Texans should be prepared for violent weather events, insurance industry spokesman says

By Karen Kidd | May 8, 2016

SAN ANTONIO – With weather events poised to top 2015, itself a record-breaking year in the Lone Star State, Texans need to have their insurance in order and take careful steps before and after a disaster, an industry spokesman said.

"A lot of insurance companies are reporting more claims and more damage so far this year than all of last year combined," Mark Hanna, PR manager for the Insurance Council of Texas, said during a Southeast Texas Record telephone interview. "We had a lot of severe weather and hail last year, and we've had a lot of severe weather and hail this year."

Already this year, Texas is surpassing 2015 with billions of dollars in home, property, business and vehicular damage caused by severe weather. The storm year kicked off March 17 when severe thunderstorms in and around the Dallas/Fort Worth area brought with it baseball-sized hail that caused widespread damage that included knocked out windshields. Hanna said that weather incident alone caused about $100 million in damage.
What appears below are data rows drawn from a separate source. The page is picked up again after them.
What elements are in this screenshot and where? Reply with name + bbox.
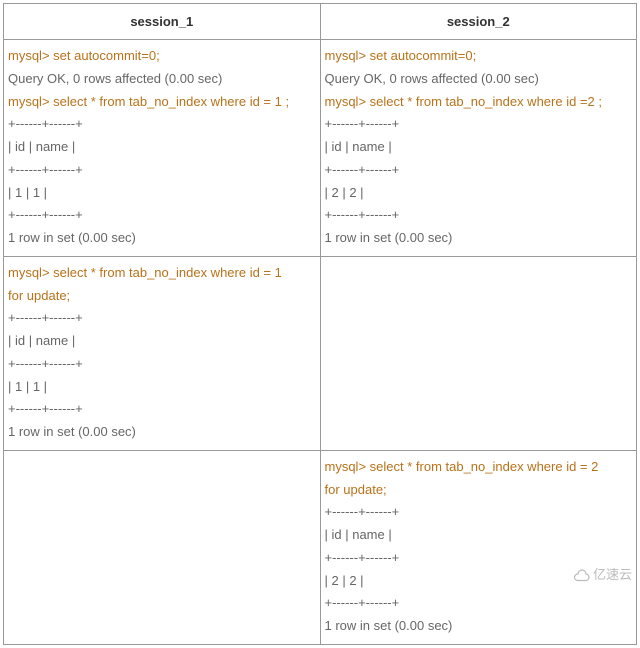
sql-output: | 1 | 1 | <box>8 182 316 205</box>
sql-output: +------+------+ <box>8 159 316 182</box>
sql-output: +------+------+ <box>325 592 633 615</box>
watermark-text: 亿速云 <box>593 567 632 582</box>
sql-command: mysql> set autocommit=0; <box>8 45 316 68</box>
sql-output: 1 row in set (0.00 sec) <box>8 421 316 444</box>
sql-output: +------+------+ <box>8 307 316 330</box>
sql-command: mysql> select * from tab_no_index where … <box>8 262 316 285</box>
session-comparison-table: session_1 session_2 mysql> set autocommi… <box>3 3 637 645</box>
sql-output: +------+------+ <box>8 353 316 376</box>
table-row: mysql> select * from tab_no_index where … <box>4 450 637 644</box>
sql-output: +------+------+ <box>325 113 633 136</box>
session2-cell-1: mysql> set autocommit=0; Query OK, 0 row… <box>320 40 637 257</box>
sql-output: 1 row in set (0.00 sec) <box>8 227 316 250</box>
sql-output: +------+------+ <box>325 159 633 182</box>
sql-output: | 2 | 2 | <box>325 182 633 205</box>
sql-command: mysql> set autocommit=0; <box>325 45 633 68</box>
session2-cell-2-empty <box>320 256 637 450</box>
sql-command: mysql> select * from tab_no_index where … <box>8 91 316 114</box>
session1-cell-3-empty <box>4 450 321 644</box>
sql-output: +------+------+ <box>325 501 633 524</box>
sql-command: for update; <box>325 479 633 502</box>
sql-command: mysql> select * from tab_no_index where … <box>325 456 633 479</box>
session2-cell-3: mysql> select * from tab_no_index where … <box>320 450 637 644</box>
header-session-2: session_2 <box>320 4 637 40</box>
sql-output: | id | name | <box>325 524 633 547</box>
sql-command: for update; <box>8 285 316 308</box>
session1-cell-2: mysql> select * from tab_no_index where … <box>4 256 321 450</box>
sql-output: 1 row in set (0.00 sec) <box>325 615 633 638</box>
sql-output: Query OK, 0 rows affected (0.00 sec) <box>325 68 633 91</box>
sql-output: | id | name | <box>8 136 316 159</box>
session1-cell-1: mysql> set autocommit=0; Query OK, 0 row… <box>4 40 321 257</box>
sql-output: +------+------+ <box>8 398 316 421</box>
table-header-row: session_1 session_2 <box>4 4 637 40</box>
sql-output: | id | name | <box>8 330 316 353</box>
table-row: mysql> select * from tab_no_index where … <box>4 256 637 450</box>
sql-output: +------+------+ <box>325 204 633 227</box>
cloud-icon <box>571 569 591 583</box>
sql-command: mysql> select * from tab_no_index where … <box>325 91 633 114</box>
header-session-1: session_1 <box>4 4 321 40</box>
sql-output: Query OK, 0 rows affected (0.00 sec) <box>8 68 316 91</box>
sql-output: 1 row in set (0.00 sec) <box>325 227 633 250</box>
sql-output: +------+------+ <box>8 113 316 136</box>
sql-output: | 1 | 1 | <box>8 376 316 399</box>
watermark: 亿速云 <box>571 564 632 583</box>
table-row: mysql> set autocommit=0; Query OK, 0 row… <box>4 40 637 257</box>
sql-output: | id | name | <box>325 136 633 159</box>
sql-output: +------+------+ <box>8 204 316 227</box>
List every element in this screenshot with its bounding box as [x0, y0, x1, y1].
Less than a week later, March 23, hail and strong winds struck north Texas, particularly in the Plano area, caused about $700 million in damage. On April 11, large hail and damaging winds again pummeled north Texas, particularly around Plano, Wylie, Frisco and Allen, in a storm that traveled more than 100 miles from Archer City to Longview. That storm caused about $700 million in damage.

The following day, on April 12, a violent storm in San Antonio and Bexar County damaged more than 110,000 vehicles and thousands of homes, largely from large hail shaped like jagged. The damage estimate of $1.4 billion makes that weather event the costliest hailstorm in Texas history.

Within days, another slower moving weather system dumped about 20 inches of rain west and northwest of Houston, causing flooding and many travel cancellations. Meanwhile, Weather.com is warning Texans to brace for yet another round of severe thunderstorms later this week, with severe weather in parts of west and central Texas by Thursday.

"It's been a rough year, pure and simple," Hanna said.

There has been little respite for the state since last year. The highest number of tornadoes ever reported in Texas, 240, touched down in 2015, the most since record keeping began in 1950. Those tornadoes killed 17 and the violent weather caused 16 weather catastrophes last year, which in turned tripled the number of insurance claims, compared to other states.

In 2015, Texas led the nation in catastrophic losses caused by tornadoes, hailstorms and fires, with more than $3 billion in reported damage, according to figures released by the Insurance Council of Texas. That number didn't include flood damage to homes and businesses, which the Insurance Council of Texas generally does not track because flood insurance to property other than automobiles usually is handled by the National Flood Insurance Program.

Over four days in May of last year, floods caused by thunderstorms raged in Texas and Oklahoma, killing more than 30 and prompting President Obama to declare a disaster in Texas. May 2015 was the wettest month ever on record in both states.

Texas had more than triple the number of claims and almost triple the amount of dollar losses than in the next highest ranked states, according to figures provided by the Insurance Council of Texas.

"Texas is a violent weather state," Hanna said. "You really need to know when the violent weather is going to hit and be prepared for it when and if it does. People really need to be sure they have the insurance they need in place and that includes flood insurance."

With rainfall topping 20 inches in 24 hours in places, even property outside of flood plains can be hit with catastrophic water events, Hanna said.

The Insurance Council of Texas' recommendations for homeowners include maintaining a replacement residential property insurance policy or an actual cash value policy. Home owners also should check deductible, damage costs they are expected to cover before a policy kicks in, to be sure it is an amount that is right for them. For motor vehicle owners, the Insurance Council of Texas recommends carrying comprehensive insurance coverage against wind, hail, flooding, burglary, theft or vandalism.

The Insurance Council of Texas also cautions that homeowners remember it takes 30 days for a residential flood insurance policy to take effect, so timing is critical for that type of policy.

After a disaster, Hanna said the Insurance Council of Texas recommends home owners take careful notes and document all damage, including with photographs, and to remember that insurance adjusters must triage cases. Those with the most severe damage will generally receive attention first. For everyone else, calling as soon as possible to report damage will save a place in line as adjusters make their way through possibly tens of thousands of claims.

It's also good to hope for a respite, Hanna said.

"Let's hope for better weather," he said. "Let's hope that the sever weather we've had so far this year comes to an early end and that we'll have a calm, cool and pleasant summer and rest of the year."